Troilus and Creseide, B. iii. fol. 164.—Workes, ed. 1602.

See also Lydgate’s Warres of Troy, B. i. sig. D v. ed. 1555; and his copy of verses (entitled in the Catalogue Advices for people to keep a guard over their tongues), MS. Harl. 2255. fol. 132.

v. 499. cought] i. e. caught: compare the first of our author’s Balettys, v. 19. vol. i. 22.
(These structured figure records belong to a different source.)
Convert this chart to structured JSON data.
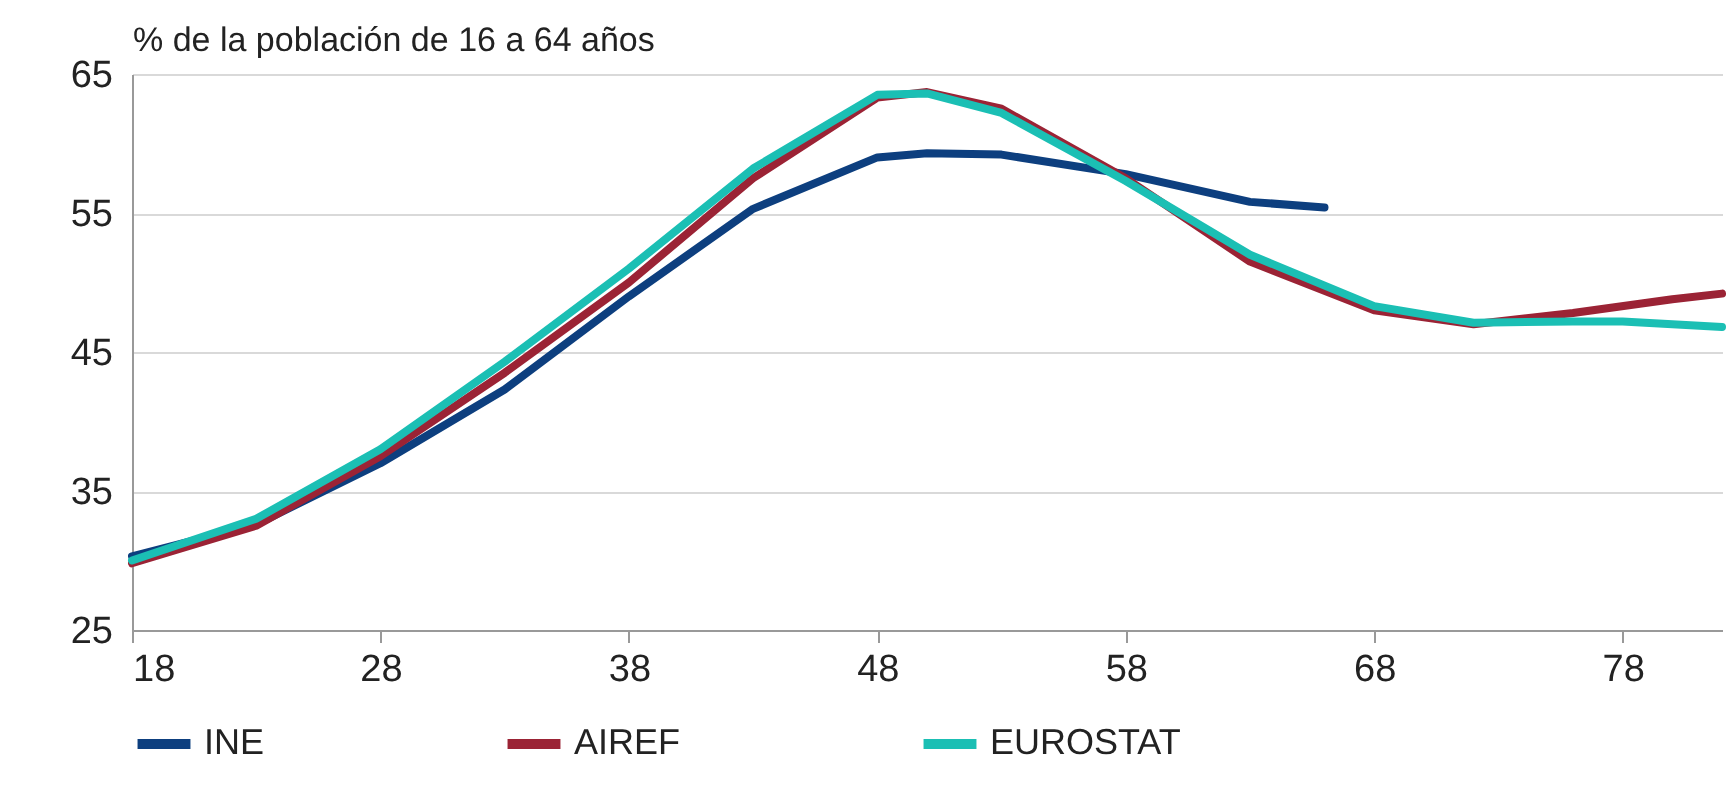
{
  "chart_data": {
    "type": "line",
    "ylabel": "% de la población de 16 a 64 años",
    "xlim": [
      18,
      82
    ],
    "xticks": [
      18,
      28,
      38,
      48,
      58,
      68,
      78
    ],
    "ylim": [
      25,
      65
    ],
    "yticks": [
      25,
      35,
      45,
      55,
      65
    ],
    "grid": "y",
    "legend": "bottom",
    "line_style": "solid",
    "series": [
      {
        "name": "INE",
        "color": "#0d3f7f",
        "x": [
          18,
          23,
          28,
          33,
          38,
          43,
          48,
          50,
          53,
          58,
          63,
          66
        ],
        "values": [
          30.3,
          32.6,
          37,
          42.3,
          49,
          55.3,
          59,
          59.3,
          59.2,
          57.8,
          55.8,
          55.4
        ]
      },
      {
        "name": "AIREF",
        "color": "#9b2335",
        "x": [
          18,
          23,
          28,
          33,
          38,
          43,
          48,
          50,
          53,
          58,
          63,
          68,
          72,
          76,
          80,
          82
        ],
        "values": [
          29.8,
          32.5,
          37.5,
          43.5,
          50,
          57.5,
          63.3,
          63.7,
          62.5,
          57.5,
          51.5,
          48,
          47,
          47.8,
          48.8,
          49.2
        ]
      },
      {
        "name": "EUROSTAT",
        "color": "#1bbfb4",
        "x": [
          18,
          23,
          28,
          33,
          38,
          43,
          48,
          50,
          53,
          58,
          63,
          68,
          72,
          76,
          78,
          82
        ],
        "values": [
          30,
          33,
          38,
          44.3,
          51,
          58.2,
          63.5,
          63.6,
          62.2,
          57.3,
          52,
          48.3,
          47.1,
          47.2,
          47.2,
          46.8
        ]
      }
    ]
  }
}
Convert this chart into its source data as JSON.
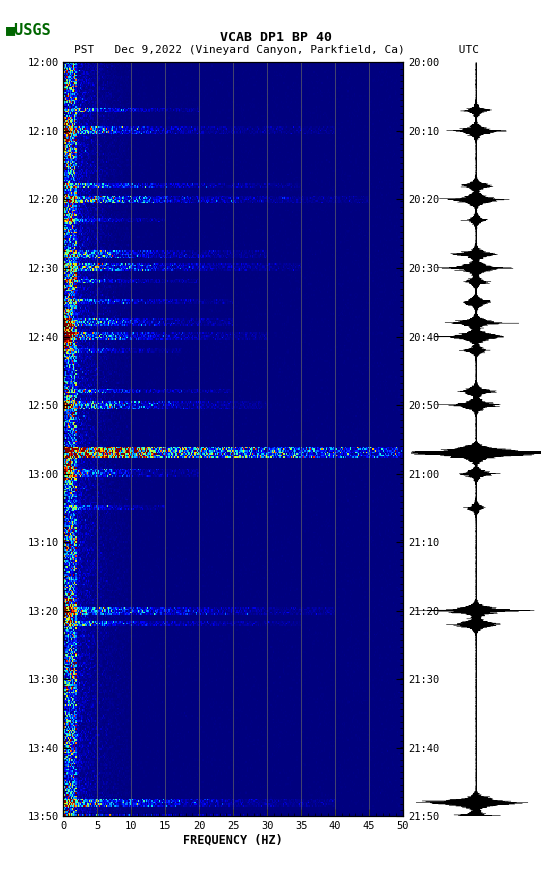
{
  "title_line1": "VCAB DP1 BP 40",
  "title_line2": "PST   Dec 9,2022 (Vineyard Canyon, Parkfield, Ca)        UTC",
  "xlabel": "FREQUENCY (HZ)",
  "xticks": [
    0,
    5,
    10,
    15,
    20,
    25,
    30,
    35,
    40,
    45,
    50
  ],
  "left_ytick_labels": [
    "12:00",
    "12:10",
    "12:20",
    "12:30",
    "12:40",
    "12:50",
    "13:00",
    "13:10",
    "13:20",
    "13:30",
    "13:40",
    "13:50"
  ],
  "right_ytick_labels": [
    "20:00",
    "20:10",
    "20:20",
    "20:30",
    "20:40",
    "20:50",
    "21:00",
    "21:10",
    "21:20",
    "21:30",
    "21:40",
    "21:50"
  ],
  "n_time_rows": 480,
  "n_freq_cols": 300,
  "vline_freqs": [
    5,
    10,
    15,
    20,
    25,
    30,
    35,
    40,
    45
  ],
  "grid_color": "#808060",
  "usgs_color": "#006600",
  "background_color": "#ffffff"
}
v. 500. tought] i. e. taught. “Musyke hath me tought.” Hawes’s Pastime of pleasure, sig. G iiii. ed. 1555.

v. 501. Albumazer] A famous Arabian, of the ninth century.

v. 503.

—— Ptholomy

Prince of astronomy]

The celebrated Claudius Ptolemy, an Egyptian: “Il fleurit vers l’an 125 et jusqu’à l’an 139 de l’ère vulgaire.” Biog. Univ.—In The Shepherds Kalendar (a work popular in the days of Skelton) a chapter is entitled “To know the fortunes and destinies of man born under the xii signs, after Ptolomie, prince of astronomy [i. e. astrology].” “Astronomy, and Astronomer, is the Art of, and the foreteller of things done and past, and what shall happen to any person, &c.” R. Holme’s Ac. of Armory, 1688. B. ii. p. 438.

v. 505. Haly] Another famous Arabian: “claruit circa A. C. 1100.” Fabr. Bibl. Gr. xiii. 17.